O Diário do Transporte, por exemplo, fez um levantamento sobre os planos de corredores de ônibus do Estado de São Paulo, alguns corredores metropolitanos BRT e outros comuns. Nenhum dos espaços foi concluído conforme o previsto. Alguns trechos deveriam estar disponíveis para a população em 2012. (Leia aqui: https://diariodotransporte. com.br/2017/03/08/%EF%BB% BFcom-menos-verbas-emtu- divulga-previsoes-para- entregas-de-corredores-de- onibus-intermunicipais/ ).
A resposta do poder público para o atraso foi crise econômica. O Corredor Metropolitano ABD, um dos mais importantes da Grande São Paulo e bem avaliado, necessita de modernização. As paradas são de 1988, época em que os passageiros embarcavam pela parte de trás dos ônibus e os abrigos foram colocados nesta posição. Em 2017, porém, ainda não houve mudanças. Os pontos estão alinhados ainda com a porta traseira, mas o embarque é feito pela porta dianteira. O abrigo não serve mais para nada. Mesmo com ele, os passageiros precisam ficar expostos sob o sol e chuva, senão perdem o ônibus. Ocorre que no início dos anos de 1990, começou a ser implantado o sistema de embarque pela porta dianteira, mas até agora os pontos não foram mudados. Isso é crise? Aliás, falar em “ponto de ônibus” em corredores de ônibus mostra que nosso ar de subdesenvolvimento é grande ainda. Corredores devem ter estações com pré-embarque, pagamento antecipado de tarifa.
A desculpa das crises também está entre as obras metroferroviárias, estas mais caras e complexas. No entanto, muitas linhas de trens e metrô por todo Brasil deveriam estar prontas ainda nos anos de 1980. Tudo bem, houve crise nestas épocas também, mas o Brasil infelizmente tem vivido de crise em crise, e o poder público não pode usar a situação econômica como pretexto para a falta de bom planejamento e também de prioridades.

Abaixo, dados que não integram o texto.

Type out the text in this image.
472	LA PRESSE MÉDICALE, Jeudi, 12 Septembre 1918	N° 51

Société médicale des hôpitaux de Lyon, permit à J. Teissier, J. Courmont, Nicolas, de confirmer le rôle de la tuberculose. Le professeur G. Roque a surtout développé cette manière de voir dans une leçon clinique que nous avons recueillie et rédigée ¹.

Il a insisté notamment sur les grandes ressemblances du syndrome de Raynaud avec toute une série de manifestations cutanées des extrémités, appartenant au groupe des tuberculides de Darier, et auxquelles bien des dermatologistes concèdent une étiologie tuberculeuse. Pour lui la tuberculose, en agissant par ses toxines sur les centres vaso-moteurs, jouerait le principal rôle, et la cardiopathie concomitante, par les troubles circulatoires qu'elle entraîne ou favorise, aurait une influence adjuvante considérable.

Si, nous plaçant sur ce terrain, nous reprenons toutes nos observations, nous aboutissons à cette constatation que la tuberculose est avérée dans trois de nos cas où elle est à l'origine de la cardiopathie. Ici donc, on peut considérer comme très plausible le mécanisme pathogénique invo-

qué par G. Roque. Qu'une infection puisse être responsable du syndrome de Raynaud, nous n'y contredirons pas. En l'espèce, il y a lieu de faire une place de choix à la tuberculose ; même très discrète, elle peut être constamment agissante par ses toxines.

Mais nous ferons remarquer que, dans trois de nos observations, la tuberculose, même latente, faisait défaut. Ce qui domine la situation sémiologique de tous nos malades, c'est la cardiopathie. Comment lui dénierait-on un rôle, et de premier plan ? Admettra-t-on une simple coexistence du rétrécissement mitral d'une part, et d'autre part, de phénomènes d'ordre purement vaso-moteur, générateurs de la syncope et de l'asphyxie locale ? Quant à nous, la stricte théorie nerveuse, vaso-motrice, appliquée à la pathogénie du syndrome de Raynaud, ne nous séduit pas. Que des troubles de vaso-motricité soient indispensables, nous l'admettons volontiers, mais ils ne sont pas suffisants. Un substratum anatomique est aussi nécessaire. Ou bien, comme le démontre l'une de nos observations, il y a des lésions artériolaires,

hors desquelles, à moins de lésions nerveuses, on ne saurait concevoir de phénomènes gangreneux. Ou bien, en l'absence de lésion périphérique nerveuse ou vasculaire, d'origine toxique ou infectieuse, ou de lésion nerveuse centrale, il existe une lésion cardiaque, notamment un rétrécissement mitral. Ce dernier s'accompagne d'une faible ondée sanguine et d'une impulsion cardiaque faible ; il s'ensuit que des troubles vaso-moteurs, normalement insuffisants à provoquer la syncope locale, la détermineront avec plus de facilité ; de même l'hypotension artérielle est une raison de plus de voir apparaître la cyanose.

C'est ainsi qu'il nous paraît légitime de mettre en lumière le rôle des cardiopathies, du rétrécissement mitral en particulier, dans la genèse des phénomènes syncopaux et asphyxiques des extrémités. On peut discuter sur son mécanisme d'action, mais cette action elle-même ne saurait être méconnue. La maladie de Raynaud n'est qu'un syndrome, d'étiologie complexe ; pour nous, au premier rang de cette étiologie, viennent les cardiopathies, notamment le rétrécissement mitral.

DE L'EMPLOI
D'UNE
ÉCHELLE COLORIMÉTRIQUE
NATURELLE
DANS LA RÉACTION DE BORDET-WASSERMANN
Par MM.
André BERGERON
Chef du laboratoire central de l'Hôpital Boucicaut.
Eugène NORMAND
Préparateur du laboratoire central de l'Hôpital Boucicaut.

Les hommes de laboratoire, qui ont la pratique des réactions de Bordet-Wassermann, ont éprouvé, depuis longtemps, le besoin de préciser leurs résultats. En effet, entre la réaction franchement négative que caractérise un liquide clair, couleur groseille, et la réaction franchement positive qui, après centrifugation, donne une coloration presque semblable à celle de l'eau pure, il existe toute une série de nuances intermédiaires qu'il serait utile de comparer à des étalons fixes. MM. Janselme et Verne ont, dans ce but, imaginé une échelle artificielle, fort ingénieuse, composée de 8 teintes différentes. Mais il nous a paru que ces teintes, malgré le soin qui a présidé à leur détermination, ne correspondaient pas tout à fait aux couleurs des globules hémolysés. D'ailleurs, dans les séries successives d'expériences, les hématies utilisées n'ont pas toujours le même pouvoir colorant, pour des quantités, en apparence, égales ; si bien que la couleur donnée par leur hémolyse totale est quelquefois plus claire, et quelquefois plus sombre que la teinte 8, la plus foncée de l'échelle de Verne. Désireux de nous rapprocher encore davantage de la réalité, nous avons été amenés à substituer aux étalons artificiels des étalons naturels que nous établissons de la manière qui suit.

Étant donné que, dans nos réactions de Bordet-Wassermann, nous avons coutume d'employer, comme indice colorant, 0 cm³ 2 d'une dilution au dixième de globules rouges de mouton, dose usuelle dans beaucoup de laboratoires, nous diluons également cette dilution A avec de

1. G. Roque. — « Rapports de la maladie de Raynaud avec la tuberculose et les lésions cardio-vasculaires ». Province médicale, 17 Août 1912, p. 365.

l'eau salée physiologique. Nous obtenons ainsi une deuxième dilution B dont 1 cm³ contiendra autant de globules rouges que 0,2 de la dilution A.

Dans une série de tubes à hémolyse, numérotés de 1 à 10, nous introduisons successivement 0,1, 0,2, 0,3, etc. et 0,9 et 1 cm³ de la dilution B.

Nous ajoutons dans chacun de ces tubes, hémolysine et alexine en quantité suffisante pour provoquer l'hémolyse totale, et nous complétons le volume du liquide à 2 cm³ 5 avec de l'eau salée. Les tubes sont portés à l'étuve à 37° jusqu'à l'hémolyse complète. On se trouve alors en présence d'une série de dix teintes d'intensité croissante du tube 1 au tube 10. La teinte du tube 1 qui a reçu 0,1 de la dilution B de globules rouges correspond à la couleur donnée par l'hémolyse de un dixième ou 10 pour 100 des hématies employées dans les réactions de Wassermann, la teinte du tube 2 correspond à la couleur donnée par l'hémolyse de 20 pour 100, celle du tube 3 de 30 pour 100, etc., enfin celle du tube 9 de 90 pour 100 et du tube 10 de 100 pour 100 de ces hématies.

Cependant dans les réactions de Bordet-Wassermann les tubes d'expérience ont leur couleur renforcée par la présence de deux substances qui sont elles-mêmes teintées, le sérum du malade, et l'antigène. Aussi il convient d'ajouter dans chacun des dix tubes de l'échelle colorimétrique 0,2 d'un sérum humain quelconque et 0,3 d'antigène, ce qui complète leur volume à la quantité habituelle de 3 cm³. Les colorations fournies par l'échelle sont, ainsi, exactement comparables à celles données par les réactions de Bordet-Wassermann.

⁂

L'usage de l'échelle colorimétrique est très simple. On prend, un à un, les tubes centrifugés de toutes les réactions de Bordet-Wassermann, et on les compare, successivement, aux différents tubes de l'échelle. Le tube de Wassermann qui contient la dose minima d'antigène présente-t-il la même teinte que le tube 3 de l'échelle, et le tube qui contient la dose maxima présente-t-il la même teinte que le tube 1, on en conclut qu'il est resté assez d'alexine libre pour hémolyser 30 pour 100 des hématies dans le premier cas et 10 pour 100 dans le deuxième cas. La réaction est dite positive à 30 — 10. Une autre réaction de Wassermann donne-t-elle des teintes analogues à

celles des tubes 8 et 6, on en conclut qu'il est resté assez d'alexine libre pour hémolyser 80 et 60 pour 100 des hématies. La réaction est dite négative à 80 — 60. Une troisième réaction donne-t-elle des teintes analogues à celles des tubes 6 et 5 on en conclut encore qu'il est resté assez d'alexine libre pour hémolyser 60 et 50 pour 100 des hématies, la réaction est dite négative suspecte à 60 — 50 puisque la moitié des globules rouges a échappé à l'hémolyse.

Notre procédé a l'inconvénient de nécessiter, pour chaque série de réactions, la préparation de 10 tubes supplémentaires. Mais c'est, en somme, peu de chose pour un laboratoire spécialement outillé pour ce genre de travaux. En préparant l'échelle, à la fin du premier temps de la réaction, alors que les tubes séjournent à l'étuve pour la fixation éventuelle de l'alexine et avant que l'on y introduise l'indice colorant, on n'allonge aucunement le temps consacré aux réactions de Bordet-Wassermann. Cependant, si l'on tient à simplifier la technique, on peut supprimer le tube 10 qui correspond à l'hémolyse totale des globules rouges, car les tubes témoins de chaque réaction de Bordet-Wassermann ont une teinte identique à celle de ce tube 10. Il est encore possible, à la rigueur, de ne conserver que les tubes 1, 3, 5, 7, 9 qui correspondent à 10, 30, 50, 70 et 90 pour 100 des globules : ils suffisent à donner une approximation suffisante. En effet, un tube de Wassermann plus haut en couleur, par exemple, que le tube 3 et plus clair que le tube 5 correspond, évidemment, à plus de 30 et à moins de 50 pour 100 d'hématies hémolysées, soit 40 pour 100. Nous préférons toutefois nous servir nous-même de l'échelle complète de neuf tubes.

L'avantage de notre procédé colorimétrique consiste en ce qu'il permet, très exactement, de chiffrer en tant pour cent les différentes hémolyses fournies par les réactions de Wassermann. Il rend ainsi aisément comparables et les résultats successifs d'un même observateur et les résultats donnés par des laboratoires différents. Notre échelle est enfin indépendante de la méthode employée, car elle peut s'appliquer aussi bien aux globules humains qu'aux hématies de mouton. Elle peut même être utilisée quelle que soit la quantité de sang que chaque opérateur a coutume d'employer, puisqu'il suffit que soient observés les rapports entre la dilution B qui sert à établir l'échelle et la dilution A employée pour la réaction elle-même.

São Paulo, pelo tamanho de sua população possui uma das malhas metroferroviárias mais medíocres do mundo. A implantação começou no anos de 1970, mesma época da Cidade do México. Hoje os mexicanos contam com quase 230 quilômetros de Metrô. Os paulistas só têm a disposição cerca de 80 quilômetros. Poderiam ter mais de 340 quilômetros, se a malha de trens (desde 1992 da CPTM) incorporasse os conceitos de metrô. A malha está aí há décadas. Por que não fazer?
Muitos podem pensar: “Mas é muito fácil para frente do computador escrevendo, enquanto que os problemas necessitam de ações técnicas”. No entanto, ninguém aqui está falando que os problemas de transportes deveriam ter sido resolvidos em 5 ou 6 anos. São questões de décadas e mais décadas, muito semelhantes à de outros países, com realidades muito parecidas com a brasileira, e que foram resolvidos ou bem encaminhados lá. Por que não aqui?
Aliás, é só ver o caso dos BRTs. A solução é brasileira, criada em 1974 por Jaime Lerner e equipe em Curitiba. Mas só no início dos anos 2000, depois de ter dado certo em muitos países, é que se começou a pensar em corredores de ônibus com padrão de metrô por aqui.
O braço privado do transporte coletivo também sofre com a crise. É inegável.
No entanto, infelizmente ainda, muitos investidores têm usado a situação econômica como disfarce aos seus erros administrativos, às resistências às mudanças ou até mesmo, em alguns casos, mesmo sendo exceções, às ações espúrias que fazem com que seu prejuízo num negócio se transforme em enriquecimento pessoal. Isso existe e seria hipocrisia negar. A falência é lucro para muita gente e prejuízo para a maioria.
Vamos deixar de blá,blá , blá e planejar e executar ações em prol da mobilidade, que é muito mais que transporte.
Com mobilidade decente, o cidadão, consumidor e contribuinte, chega mais rápido em casa, tem melhor qualidade de vida, trabalha menos cansado, chega facilmente à escola, hospital, parque....
Mobilidade não é um monte de trem e metrô nos trilhos ou carros e ônibus nas ruas, mas é o que permite que milhões de seres humanos vivam suas vidas.